The Met said in a statement The Metropolitan Police Service has this evening [8 July 2011] arrested a member of the public in connection with allegations of corruption.
At 20:22 hrs officers from the MPS' Operation Weeting together with officers from Op Elveden arrested a man on suspicion of corruption allegations contrary to Section 1 of the Prevention of Corruption Act 1906. The man, age 63, was arrested at a residential address in Surrey.
A search is ongoing at this address. The Operation Weeting team is conducting the new investigation into phone hacking. Operation Elveden is the investigation into allegations of inappropriate payments to police. This investigation is being supervised by the IPCC.
British Prime Minister David Cameron on Friday called for a new investigation into the News of the World and tighter regulations of the press after police arrested his former communications director.
Rupert Murdoch's soon-to-close News of the World has been under public scrutiny as surfacing allegations of questionable practices on the part of its journalists continue to unfold.

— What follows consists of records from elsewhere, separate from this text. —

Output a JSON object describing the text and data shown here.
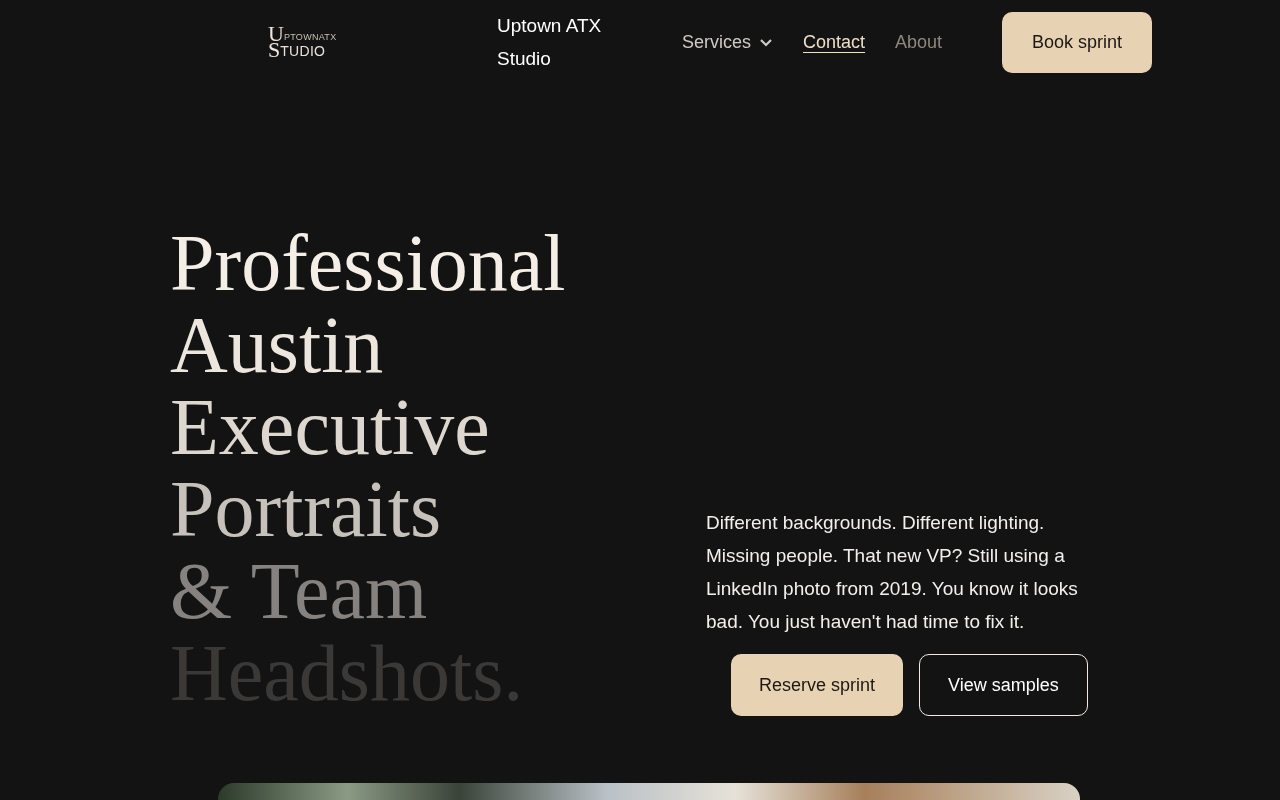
{
  "logo": {
    "initial_top": "U",
    "line_top": "PTOWNATX",
    "initial_bottom": "S",
    "line_bottom": "TUDIO"
  },
  "brand": "Uptown ATX Studio",
  "nav": [
    {
      "label": "Services",
      "kind": "dropdown",
      "selected": false,
      "muted": false
    },
    {
      "label": "Contact",
      "kind": "link",
      "selected": true,
      "muted": false
    },
    {
      "label": "About",
      "kind": "link",
      "selected": false,
      "muted": true
    }
  ],
  "cta": "Book sprint",
  "headline": [
    {
      "text": "Professional",
      "color": "#f4eee7"
    },
    {
      "text": "Austin",
      "color": "#ece6df"
    },
    {
      "text": "Executive",
      "color": "#ddd7d0"
    },
    {
      "text": "Portraits",
      "color": "#c6c1bb"
    },
    {
      "text": "& Team",
      "color": "#858280"
    },
    {
      "text": "Headshots.",
      "color": "#3a3938"
    }
  ],
  "intro": "Different backgrounds. Different lighting. Missing people. That new VP? Still using a LinkedIn photo from 2019. You know it looks bad. You just haven't had time to fix it.",
  "buttons": [
    {
      "label": "Reserve sprint",
      "kind": "primary"
    },
    {
      "label": "View samples",
      "kind": "outline"
    }
  ]
}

The newspaper, which is said to be Britain's best-selling Sunday paper, is set to close on Sunday. The closure came on the heels of a growing phone-hacking scandal alleging that journalists hacked the voicemail of a murdered teen, soldiers who were killed in Iraq and Afghanistan, and those died in the 7/7 terror attacks in London in 2005.
The whole country has been shocked by the revelations of the phone hacking scandal, Cameron said at a press conference on the scandal, according to a Politico report. I cannot think what was going through the mind of the people who did this.
Police allege Andy Coulson, the paper's former top editor who was until earlier this year Cameron's communications director, may be among them, and arrested him Friday morning on suspicion of conspiring to intercept communications and on suspicion of corruption allegations, the Metropolitan Police Service said in a statement.
Politico reported that at a press conference that ended before Coulson was arrested, Cameron was repeatedly asked why he hired Coulson. Coulson stepped down from his job at the paper in 2007 following the conviction of one of the paper's reporters for hacking-related charges, according to Politico.
The decision to hire him was mine and mine alone and I take responsibility for it, Cameron said, according to the Politico article. He said at the time he didn't know what was happening on his watch. I took the decision -- my decision, my decision alone -- to give him a second chance. That's what happened. I don't think it's particularly meaningful today to put a different gloss on it. People will judge me for that, I understand that.
Cameron called for a second investigation of the phone-hacking scandal and said the one being done by police is inadequate, Politico reported.
Cameron also said that News International, a subsidiary of Murdoch's News Corp., which runs News of the World, should have accepted the resignation of company executive Rebekah Brooks, Politico reported.
Brooks was an editor of the paper when some of the hackings happened and who is a personal friend of Cameron's, according to the Politico article.
It has been reported she offered her resignation over this and in this situation I would have taken it, Cameron said, as reported by Politico.